West Virginia’s Roadside Litter Program has been doing so well, that the cost avoidance in the eastern regional prison system is about $1.6 million.
The program started in June 2018 and has made a big difference for the Berkeley County Community. “We have collected 2,400 bags of roadside litter, 1,400 other items that wouldn’t fit in a bag while covering 429 road miles,” Mike Laing said, the chief court marshal.
The total amount of trash collected right now, sums up to 41.41 tons, not counting other recyclables.
The program is another option for community service, for those who have suspended jail sentences through the judicial system.
“Misdemeanors, so they are able to come here, do some hours and pay for the classes that way instead of coming up with the cash they don’t have,” Tammy Hawkins said, the deputy chief court marshal. There are options to this program, like cleaning up roadsides, or serving the community in any way possible.

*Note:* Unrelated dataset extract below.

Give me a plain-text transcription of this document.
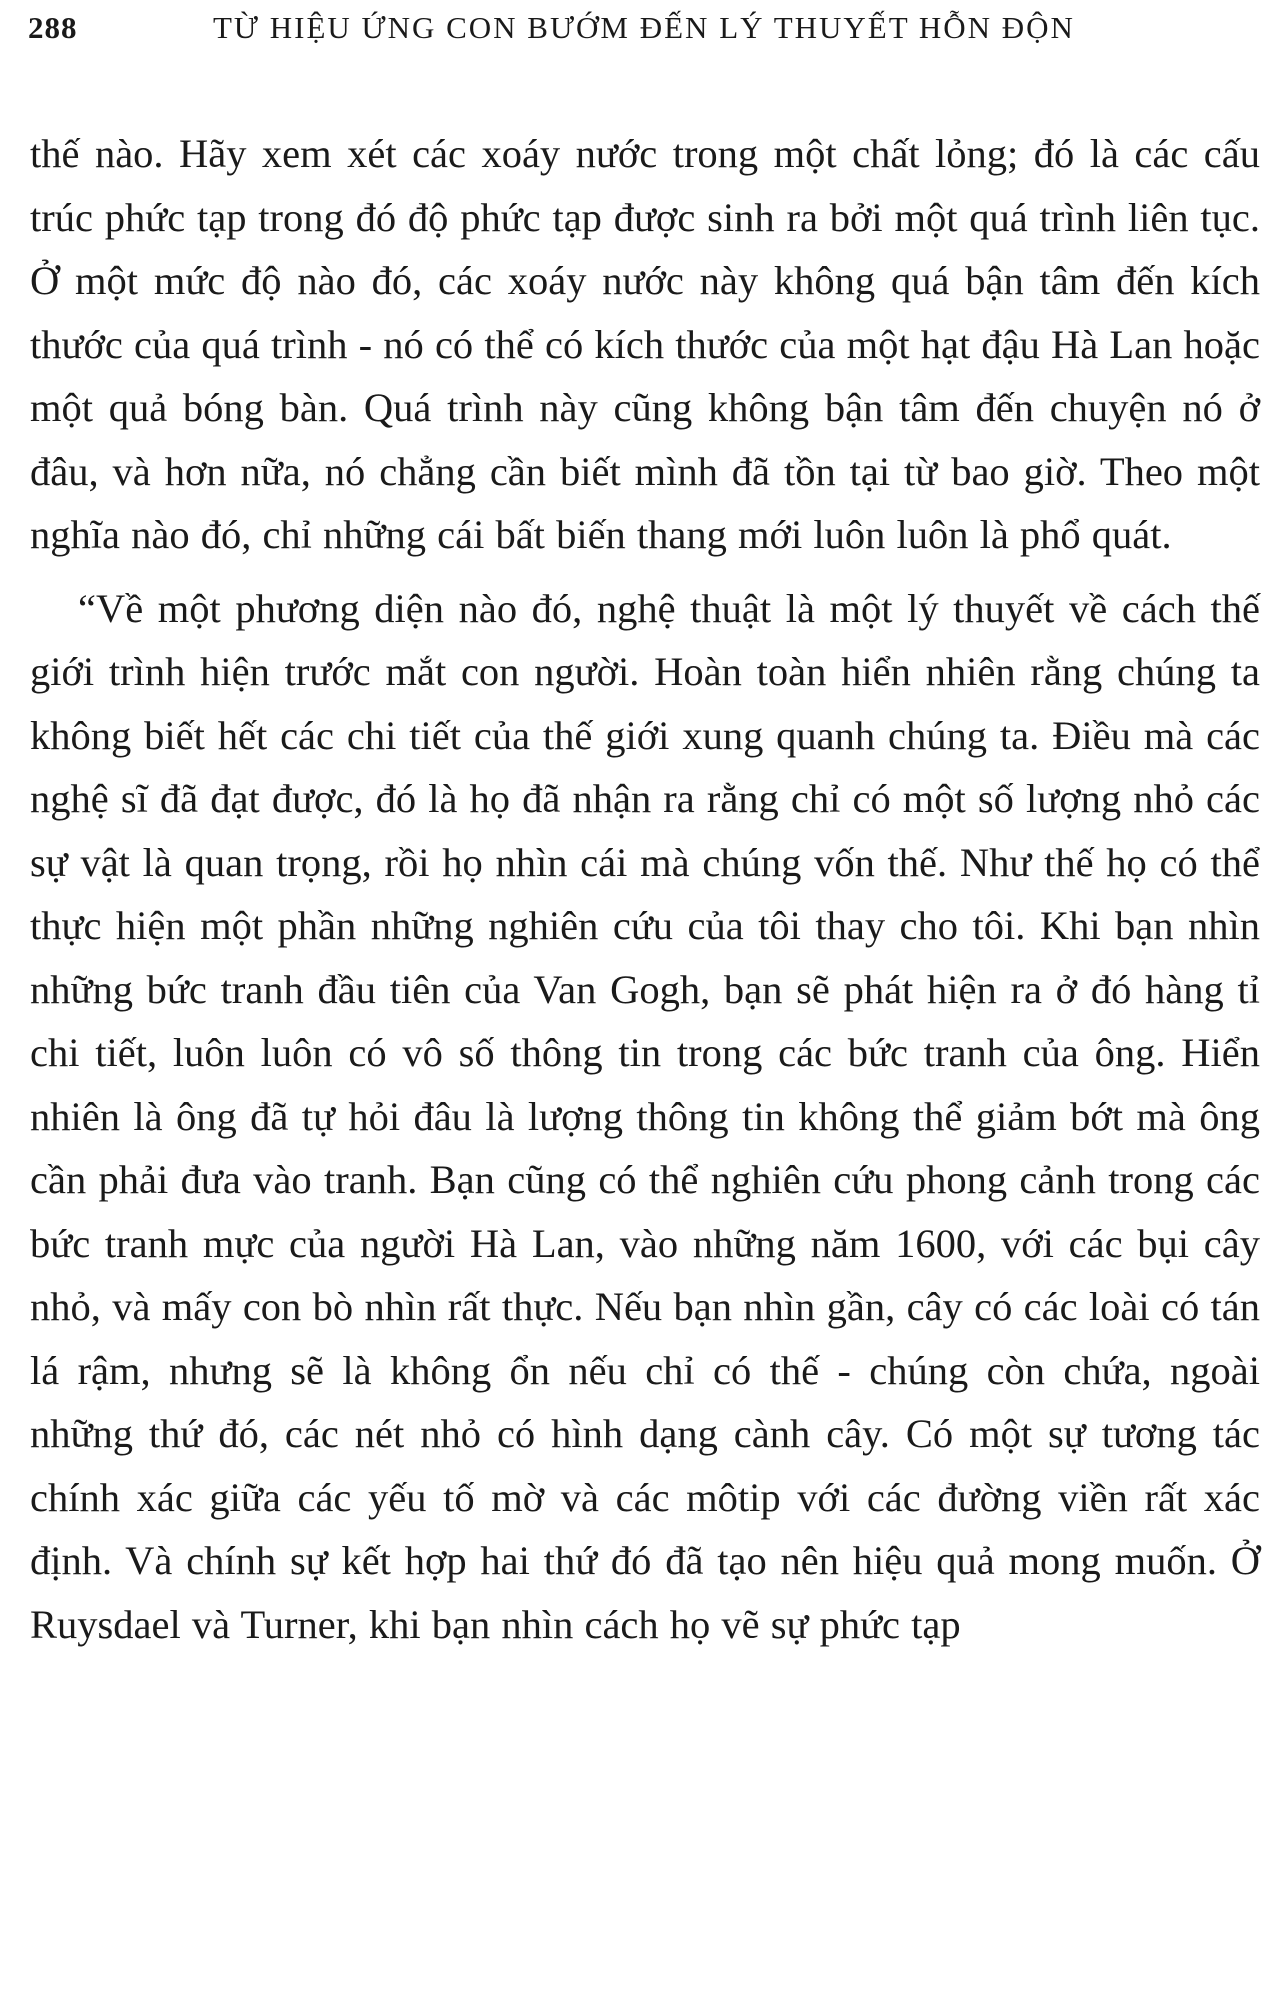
288	TỪ HIỆU ỨNG CON BƯỚM ĐẾN LÝ THUYẾT HỖN ĐỘN

thế nào. Hãy xem xét các xoáy nước trong một chất lỏng; đó là các cấu trúc phức tạp trong đó độ phức tạp được sinh ra bởi một quá trình liên tục. Ở một mức độ nào đó, các xoáy nước này không quá bận tâm đến kích thước của quá trình - nó có thể có kích thước của một hạt đậu Hà Lan hoặc một quả bóng bàn. Quá trình này cũng không bận tâm đến chuyện nó ở đâu, và hơn nữa, nó chẳng cần biết mình đã tồn tại từ bao giờ. Theo một nghĩa nào đó, chỉ những cái bất biến thang mới luôn luôn là phổ quát.

“Về một phương diện nào đó, nghệ thuật là một lý thuyết về cách thế giới trình hiện trước mắt con người. Hoàn toàn hiển nhiên rằng chúng ta không biết hết các chi tiết của thế giới xung quanh chúng ta. Điều mà các nghệ sĩ đã đạt được, đó là họ đã nhận ra rằng chỉ có một số lượng nhỏ các sự vật là quan trọng, rồi họ nhìn cái mà chúng vốn thế. Như thế họ có thể thực hiện một phần những nghiên cứu của tôi thay cho tôi. Khi bạn nhìn những bức tranh đầu tiên của Van Gogh, bạn sẽ phát hiện ra ở đó hàng tỉ chi tiết, luôn luôn có vô số thông tin trong các bức tranh của ông. Hiển nhiên là ông đã tự hỏi đâu là lượng thông tin không thể giảm bớt mà ông cần phải đưa vào tranh. Bạn cũng có thể nghiên cứu phong cảnh trong các bức tranh mực của người Hà Lan, vào những năm 1600, với các bụi cây nhỏ, và mấy con bò nhìn rất thực. Nếu bạn nhìn gần, cây có các loài có tán lá rậm, nhưng sẽ là không ổn nếu chỉ có thế - chúng còn chứa, ngoài những thứ đó, các nét nhỏ có hình dạng cành cây. Có một sự tương tác chính xác giữa các yếu tố mờ và các môtip với các đường viền rất xác định. Và chính sự kết hợp hai thứ đó đã tạo nên hiệu quả mong muốn. Ở Ruysdael và Turner, khi bạn nhìn cách họ vẽ sự phức tạp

The Court Marshal and his team make sure the needs are met for every individual that enters the program. “We started this room to help people if they need clothing, shoes, to help them find jobs if they are just getting out of jail or rehab,” Hawkins said.
Individuals in the program say it has helped turn their lives around. “How little we pay attention to things around us, until you have to pick up cigarette butts or trash, it gives you a better appreciation for the world around you,” Edward Olson said, who is part of the program.
“I was given the option for this program but I’m glad that I took it, because if not I would still be incarcerated it just gives you a whole new outlook on life and appreciation,” Emily Godsey said, also in the program.
The Court Marshal said that once the community service quota is fulfilled they no longer owe anything to the county but encourage them to come back and help those who need it.